The interesting thing about forgiveness, is that it is normally the people you care most about whom you must forgive. Just consider someone you never knew ringing you up to tell you that they thought you were a bad person because you did something, and you were never going to hear from them again. You would probably think, weird but okay I won’t ever think about you/that again. But if someone you were invested in, called you up to tell you, you were a bad person because you did something and they were never going to talk to you again, you would probably have some feelings about that and need to forgive the situation.

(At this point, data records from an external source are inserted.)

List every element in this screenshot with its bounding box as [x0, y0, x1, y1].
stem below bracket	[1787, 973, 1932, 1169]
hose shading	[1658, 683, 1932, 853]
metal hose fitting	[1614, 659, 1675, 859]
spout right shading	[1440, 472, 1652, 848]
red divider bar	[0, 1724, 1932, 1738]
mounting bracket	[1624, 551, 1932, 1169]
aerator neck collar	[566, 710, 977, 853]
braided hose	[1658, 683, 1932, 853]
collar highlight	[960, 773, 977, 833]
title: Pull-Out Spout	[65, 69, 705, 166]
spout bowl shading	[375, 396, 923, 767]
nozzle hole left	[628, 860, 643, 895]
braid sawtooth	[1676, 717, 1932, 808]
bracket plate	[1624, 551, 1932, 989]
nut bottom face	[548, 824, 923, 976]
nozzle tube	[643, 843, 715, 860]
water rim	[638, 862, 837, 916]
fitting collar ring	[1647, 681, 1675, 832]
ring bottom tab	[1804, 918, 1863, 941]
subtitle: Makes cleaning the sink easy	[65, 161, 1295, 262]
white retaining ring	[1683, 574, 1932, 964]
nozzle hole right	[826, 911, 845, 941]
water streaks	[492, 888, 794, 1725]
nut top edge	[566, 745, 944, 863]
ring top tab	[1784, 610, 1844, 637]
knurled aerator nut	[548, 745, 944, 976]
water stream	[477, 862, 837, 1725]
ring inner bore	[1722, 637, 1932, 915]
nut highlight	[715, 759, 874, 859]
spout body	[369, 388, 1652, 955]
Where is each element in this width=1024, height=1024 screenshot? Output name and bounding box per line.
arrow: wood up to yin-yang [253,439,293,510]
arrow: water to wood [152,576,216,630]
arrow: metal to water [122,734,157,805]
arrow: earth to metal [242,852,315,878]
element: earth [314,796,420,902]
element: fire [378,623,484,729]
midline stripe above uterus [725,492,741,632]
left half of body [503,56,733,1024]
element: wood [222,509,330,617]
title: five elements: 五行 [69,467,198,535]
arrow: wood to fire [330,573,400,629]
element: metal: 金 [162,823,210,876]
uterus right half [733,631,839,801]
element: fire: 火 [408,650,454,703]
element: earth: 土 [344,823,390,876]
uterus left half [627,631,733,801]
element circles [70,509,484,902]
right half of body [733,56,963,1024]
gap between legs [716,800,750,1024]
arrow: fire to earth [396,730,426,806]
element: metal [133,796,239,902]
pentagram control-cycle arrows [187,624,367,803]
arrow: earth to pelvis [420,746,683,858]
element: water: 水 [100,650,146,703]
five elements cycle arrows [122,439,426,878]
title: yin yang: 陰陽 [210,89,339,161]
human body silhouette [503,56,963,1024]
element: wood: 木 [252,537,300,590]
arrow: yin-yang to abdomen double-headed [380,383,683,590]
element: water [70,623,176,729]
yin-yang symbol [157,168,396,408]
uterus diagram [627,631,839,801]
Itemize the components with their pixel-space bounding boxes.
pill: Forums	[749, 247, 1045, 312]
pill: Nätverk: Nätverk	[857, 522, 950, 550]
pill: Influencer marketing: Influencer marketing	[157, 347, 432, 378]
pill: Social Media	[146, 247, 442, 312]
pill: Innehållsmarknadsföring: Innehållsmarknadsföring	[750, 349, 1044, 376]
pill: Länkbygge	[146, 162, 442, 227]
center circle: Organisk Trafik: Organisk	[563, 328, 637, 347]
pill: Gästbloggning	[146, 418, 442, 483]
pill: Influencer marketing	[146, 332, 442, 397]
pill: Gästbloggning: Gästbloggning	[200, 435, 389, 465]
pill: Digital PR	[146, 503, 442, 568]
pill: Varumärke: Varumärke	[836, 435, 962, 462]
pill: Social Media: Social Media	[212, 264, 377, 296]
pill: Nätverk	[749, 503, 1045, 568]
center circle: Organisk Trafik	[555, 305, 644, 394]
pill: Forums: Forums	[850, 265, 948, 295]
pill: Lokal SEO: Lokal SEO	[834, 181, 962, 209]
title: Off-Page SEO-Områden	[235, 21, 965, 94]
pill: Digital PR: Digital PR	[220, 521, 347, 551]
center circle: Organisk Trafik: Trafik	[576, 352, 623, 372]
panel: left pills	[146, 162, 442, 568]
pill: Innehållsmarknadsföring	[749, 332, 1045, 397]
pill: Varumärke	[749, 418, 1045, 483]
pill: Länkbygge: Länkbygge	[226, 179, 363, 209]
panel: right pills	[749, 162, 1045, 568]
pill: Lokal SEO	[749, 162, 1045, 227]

From this perspective the people you are holding onto most are the people that you cared the most about, or you had some emotional attachment to. You can still care for them, you don't have to accept, or you just must accept what they've said/done, you don't have to attach any emotion to that. Obviously, there's a process to work through in a therapeutic situation, to recognise that sometimes the events are only significant and impactful in your identity formation because you were so attached to them. If it really mattered to you back then, it still matters to you now and in the future, until you have forgiven it. That’s the hardest part sometimes it's people you love the most or loved the most, who you really struggled to let go of. The paradox of the forgiveness process is that in not forgiving, you're not letting them go because maybe there is a part of you that is not ready to let them go.

The easiest place to begin when you are starting the process of forgiveness is gratitude. At the end of each day write down five good things that you're grateful for.  When you wake up spend a few moments setting an intention for the day and anchoring into a positive feeling, this can set the tone for your whole day. You have the option to leave everything that upset you from the day before behind, focus on the things you are grateful for. Your mind can take you down any road you like, you get to decide.

From gratitude you can move your practice to forgiveness. You can begin to unravel that ball of string and to let it go. Just remember it takes a while to unravel because if you've spent 40 years writing the story of you, that’s 40 years of 365 days of identify forming that you are going to have to unravel and rewrite.

Just remember forgiveness is a practice. You're not going to wake up in the morning and be over everything that has hurt you in your life. You might have to work hard at forgiveness, you might have to journal, meditate, see a therapist or two so you can peel back those layers of the onion. As you work through the process just remind yourself of all the benefits you will be bringing to your life when you have let the hurt go.